The jobs of the future will be tech-heavy, portable and, most interestingly, they will put the worker in the driver’s seat.
As employment expert and careers consultancy TwoPointZero CEO Steve Shepherd pointed out, the standard nine-to-five with a clearly defined career path will no longer be the norm.
“What people need to realise is that employers will only train you to do your current job,” Mr Shepherd said. “They will not train you for your next role at another organisation. It will increasingly be up to people to make sure they’re taking on their own learning so they keep up with the pace of change.”
And change is definitely on the horizon, with Mr Shepherd noting that some of the top jobs of the future haven’t even been invented yet. “If you think about it, the iPhone was invented in 2007, a little more than 10 years ago,” Mr Shepherd said. “Now there are some people — not all, but some — who are making very good money off their apps, which was unthinkable a decade ago. Technology is changing the nature of work.”
Top five sectors over the next five years
Each year, the Department of Employment releases job forecasts using data from the ABS Labour Force Survey. The latest survey, released last August, covers the five years to May 2022.
The largest growth during this time is tipped to be in the healthcare and social assistance sector, which will increase over the next five years by a staggering 16.1 per cent.
This is owing largely to funding of the National Disability Insurance Scheme, Australia’s ageing population and more demand for child care and home-based care.
Employment in professional, scientific and technical services is projected to increase by 12.5 per cent, while construction industry employment is expected to grow by 10.9 per cent.
“This isn’t surprising because post-mining boom the Federal Government has tipped a lot of money into infrastructure, so lots of building of roads, bridges and tunnels,” Mr Shepherd said.
Employment in education and training, meanwhile, is projected to increase by 12 per cent, closely followed by accommodation and food services at 11.2 per cent — the latter on account of Australia’s thriving cafe scene, as well as an increase in tourism expected from the Asian middle class.
Employment in mining was expected to grow by just 2.4 per cent, while it comes as no surprise that manufacturing was expected to decline by 4.2 per cent. Mr Shepherd said that the important take-home message from the data was the sheer range of jobs in the various sectors.
“The notion that university is the only path is wrong,” Mr Shepherd said. “There are so many roles within these future sectors. You don’t need to be a teacher to work in education, you can take on a managerial role.”
Top careers of the future
Mr Shepherd said over the coming decades more and more people will be employed by more than one company.
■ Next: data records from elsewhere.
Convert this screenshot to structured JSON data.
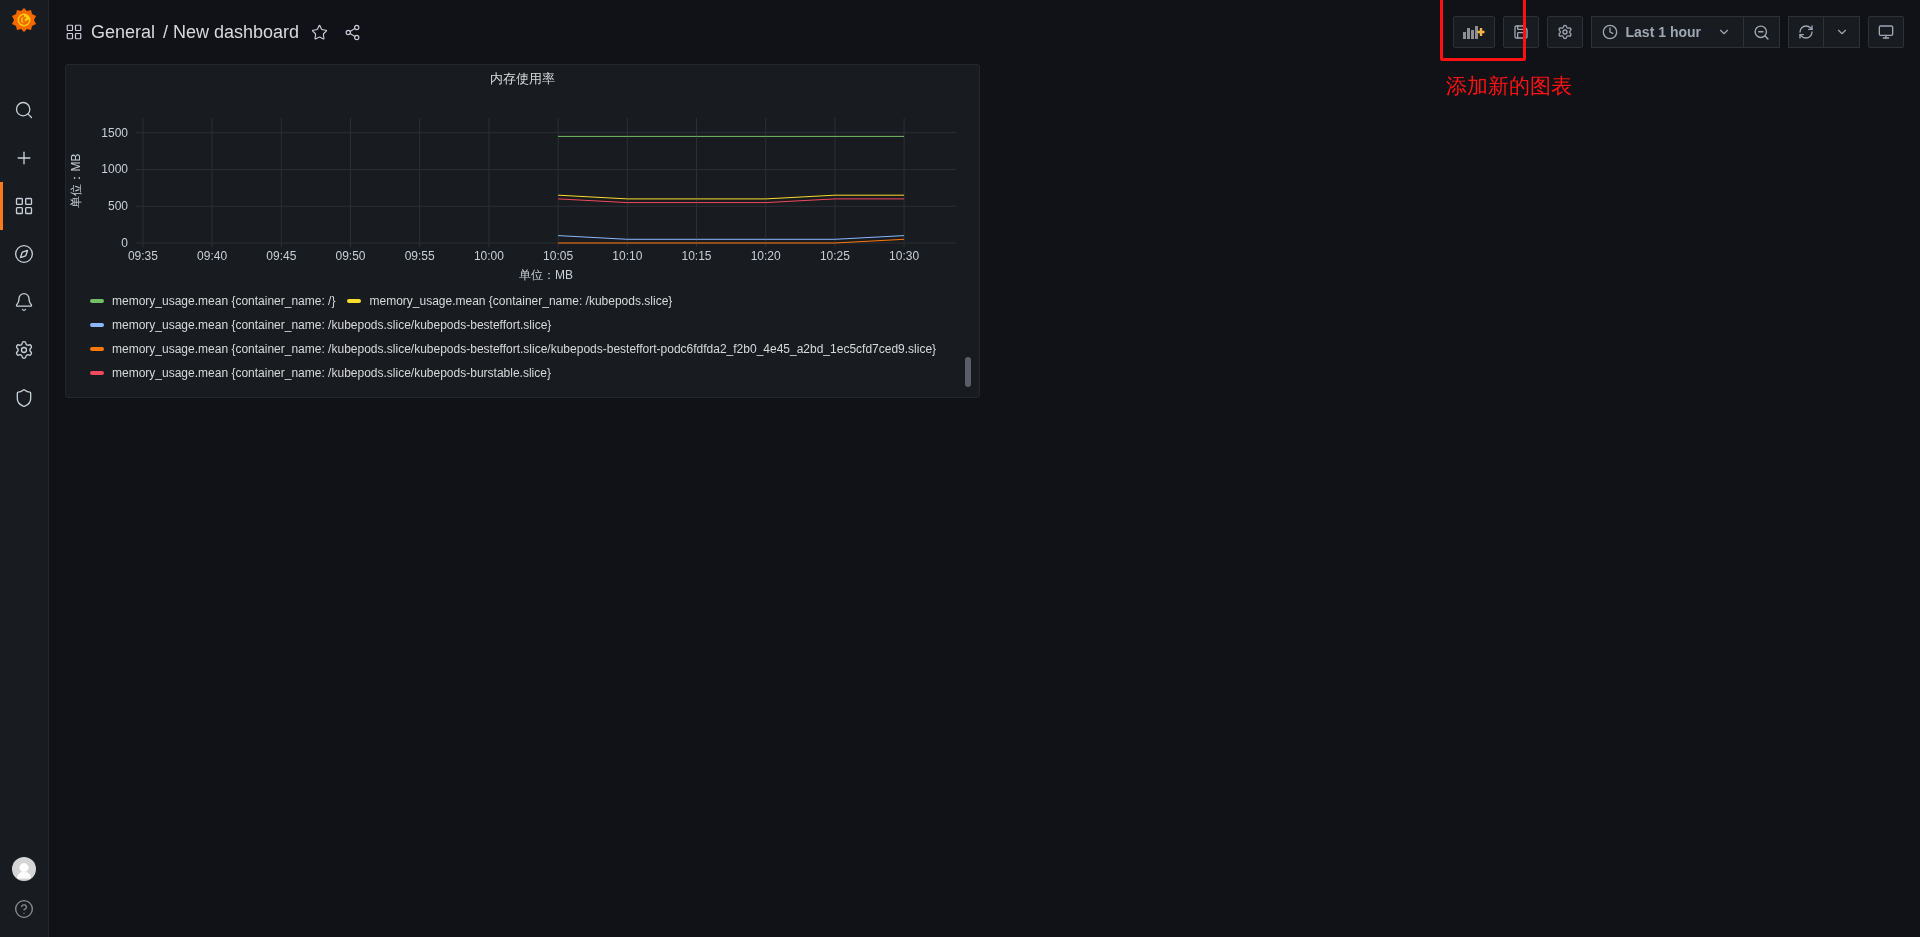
{
  "sidebar": {
    "items": [
      {
        "kind": "search",
        "selected": false
      },
      {
        "kind": "create",
        "selected": false
      },
      {
        "kind": "dashboards",
        "selected": true
      },
      {
        "kind": "explore",
        "selected": false
      },
      {
        "kind": "alerting",
        "selected": false
      },
      {
        "kind": "configuration",
        "selected": false
      },
      {
        "kind": "admin",
        "selected": false
      }
    ],
    "bottom_items": [
      {
        "kind": "profile"
      },
      {
        "kind": "help"
      }
    ]
  },
  "breadcrumb": {
    "folder": "General",
    "title": "/ New dashboard"
  },
  "toolbar": {
    "time_range": "Last 1 hour"
  },
  "annotation": {
    "text": "添加新的图表"
  },
  "panel": {
    "title": "内存使用率",
    "chart_data": {
      "type": "line",
      "xlabel": "单位：MB",
      "ylabel": "单位：MB",
      "categories": [
        "09:35",
        "09:40",
        "09:45",
        "09:50",
        "09:55",
        "10:00",
        "10:05",
        "10:10",
        "10:15",
        "10:20",
        "10:25",
        "10:30"
      ],
      "grid": true,
      "ylim": [
        0,
        1700
      ],
      "yticks": [
        0,
        500,
        1000,
        1500
      ],
      "series": [
        {
          "name": "memory_usage.mean {container_name: /}",
          "color": "#73bf69",
          "values": [
            null,
            null,
            null,
            null,
            null,
            null,
            1450,
            1450,
            1450,
            1450,
            1450,
            1450
          ]
        },
        {
          "name": "memory_usage.mean {container_name: /kubepods.slice}",
          "color": "#fade2a",
          "values": [
            null,
            null,
            null,
            null,
            null,
            null,
            650,
            600,
            600,
            600,
            650,
            650
          ]
        },
        {
          "name": "memory_usage.mean {container_name: /kubepods.slice/kubepods-besteffort.slice}",
          "color": "#8ab8ff",
          "values": [
            null,
            null,
            null,
            null,
            null,
            null,
            100,
            50,
            50,
            50,
            50,
            100
          ]
        },
        {
          "name": "memory_usage.mean {container_name: /kubepods.slice/kubepods-besteffort.slice/kubepods-besteffort-podc6fdfda2_f2b0_4e45_a2bd_1ec5cfd7ced9.slice}",
          "color": "#ff780a",
          "values": [
            null,
            null,
            null,
            null,
            null,
            null,
            0,
            0,
            0,
            0,
            0,
            50
          ]
        },
        {
          "name": "memory_usage.mean {container_name: /kubepods.slice/kubepods-burstable.slice}",
          "color": "#f2495c",
          "values": [
            null,
            null,
            null,
            null,
            null,
            null,
            600,
            550,
            550,
            550,
            600,
            600
          ]
        }
      ]
    }
  }
}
People will parlay their professional skills into portfolio careers with workers completing a handful of different jobs for a range of employers.
“Some of these people will be musicians or artists who use the gig economy to supplement what they love to do,” Mr Shepherd said. “But there will also be people who have specialist freelance skills that are in high demand at certain times by companies who will contract these out.”
Mr Shepherd said that he could also see a return to an artisan marketplace as people made money from old-fashioned skills or retro trades.
“Someone might decide to sell their homemade cheese online and all of a sudden they have a booming business,” he said.
It will also be a golden age for those wanting to start their own business. “These days, if you have a product that you want to sell, all you have to do is set up your own eBay store,” he said. “You don’t need a uni degree, just a good idea.”
Mr Shepherd said that because jobs would change so quickly — some disappearing, some disrupted, others newly created — those workers who kept growing would be the ones to thrive.
“Curiosity is the key,” he said. “As industries evolve, workers will want to keep learning about the field they’re passionate about.”
Career crystal ball: The jobs of the future
It’s always hard to predict what the exact roles of the future will be, but the Good Education Group had a stab at it in its most recent Good Careers Guide.
Using video game design in non-gaming fields, the gamification designer deploys easy-to-use experiences to teach humans new things, such as fine motor control.
As water becomes increasingly scarce, the hydrologist will create ways to maximise existing water reserves by using knowledge of geometry, geology and meteorology to predict and plan.
NEURAL IMPLANT TECHNICIAN
These professionals will upgrade, service and repair the chip implants humans of the future will insert so they don’t need to look at their phone or laptop.
Companies will turn to modern-day project managers to oversee projects by using their connections in an industry and social media to pull together teams of experts.
REMOTE HEALTHCARE SPECIALIST
Fitness trackers are big business, and in the future there may be people who are employed to analyse that data and offer people advice about their health.
As sustainability becomes more important than ever, certain professionals could be employed to develop projects that return environments to their natural wild state.